Lunette - John Hartshorne #2 LbNA # 41864
|Found By||explorer88 |
|Last Update||Aug 24 2012 |
Have you ever marveled at the 18 and early 19th century headstones of our ancestors? The colonial burying grounds of New England represent some of the most wondrous carvings and are treasure troves of information and beauty of many kinds. The stones are the “persisting symbols of an art form that is largely indigenous, that reached a high level of abstract complexity and beauty that died away in an amazingly short period of time.”

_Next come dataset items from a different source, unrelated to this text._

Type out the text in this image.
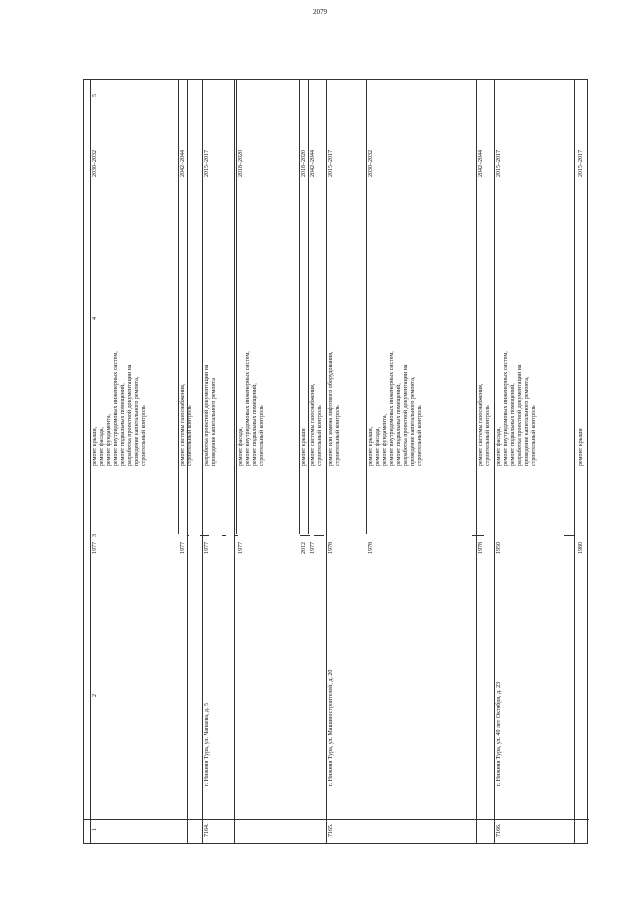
2079
5
4
3
2
1
2030–2032
ремонт крыши, ремонт фасада, ремонт фундамента, ремонт внутридомовых инженерных систем, ремонт подвальных помещений, разработка проектной документации на проведение капитального ремонта, строительный контроль
1977
2042–2044
ремонт системы газоснабжения, строительный контроль
1977
г. Нижняя Тура, ул. Чапаева, д. 5
7164.
2015–2017
разработка проектной документации на проведение капитального ремонта
1977
2018–2020
ремонт фасада, ремонт внутридомовых инженерных систем, ремонт подвальных помещений, строительный контроль
1977
2018–2020
ремонт крыши
2012
2042–2044
ремонт системы газоснабжения, строительный контроль
1977
г. Нижняя Тура, ул. Машиностроителей, д. 20
7165.
2015–2017
ремонт или замена лифтового оборудования, строительный контроль
1978
2030–2032
ремонт крыши, ремонт фасада, ремонт фундамента, ремонт внутридомовых инженерных систем, ремонт подвальных помещений, разработка проектной документации на проведение капитального ремонта, строительный контроль
1978
2042–2044
ремонт системы газоснабжения, строительный контроль
1978
г. Нижняя Тура, ул. 40 лет Октября, д. 23
7166.
2015–2017
ремонт фасада, ремонт внутридомовых инженерных систем, ремонт подвальных помещений, разработка проектной документации на проведение капитального ремонта, строительный контроль
1950
2015–2017
ремонт крыши
1980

The term lunette is referred to as the top central area of the stone, the area containing the cherub. In about 1722 Lieutenant John Hartshorne, then 70 years old, moved from Rowley, Massachusetts, to live with his daughter, Martha Ladd in Franklin, CT. He had been the earliest rural carver of Essex County, Massachusetts, where stones continued to be carved in his tradition for several generations. He was one of the last surviving veterans of King Philip’s War and had also survived a French and Indian raid on Haverhill, Massachusetts, in 1708, in which his third wife, his son, and 3 grandchildren were killed.
Old John Hartshorne was to bring his skills to eastern Connecticut and establish a carving tradition that persisted until the close of the eighteenth century. His gravestones are very recognizable. They are, with few exceptions, small stones, not much more than 2 feet high. The top is three-lobed with the central lunette sometimes relatively high. The face is blank and staring, the mouth a simple transverse bar, the nose straight and slender, and both eyes and head usually “framed” as a double circle. On either side of the face is a variation on one of two basic themes. The first of these designs consists of one to three (or even four) segmented layers, often with an eye present centrally above the face. This is generally considered to be an abstract bird motif, a variant of which consists of three or four layers meeting centrally above the face, and producing a halo-like effect. The second major design rather resembles an upswept hair-do, consisting of an upward and then outward and downward series of stripes. At times an exaggerated variant of this style has the appearance of a pair of rabbit’s ears. Let’s find an example of one of these carvings!
Windham Cemetery – Windham, CT
Park your car somewhere in the cemetery. You will see 2 sets of signs at the main entrance – Rules of the Cemetery and Cemetery Closed at Sunset. At the latter sign take a reading of 50 degrees and 8 paces to the wife of Benjamin Follet, which is an example of the Rabbit ears design by Hartshorne. (hint – the reading will take you up on the hill that is held by the stone wall) From the wife’s stone, face 255 degrees and find the top of the tree that is visible at that reading. Go to that tree then north to stone wall. Follow the wall westerly until you are within 4 to 5 feet from another tree. Pull 1 stone to find the letterbox. Please respect the cemetery during your visit.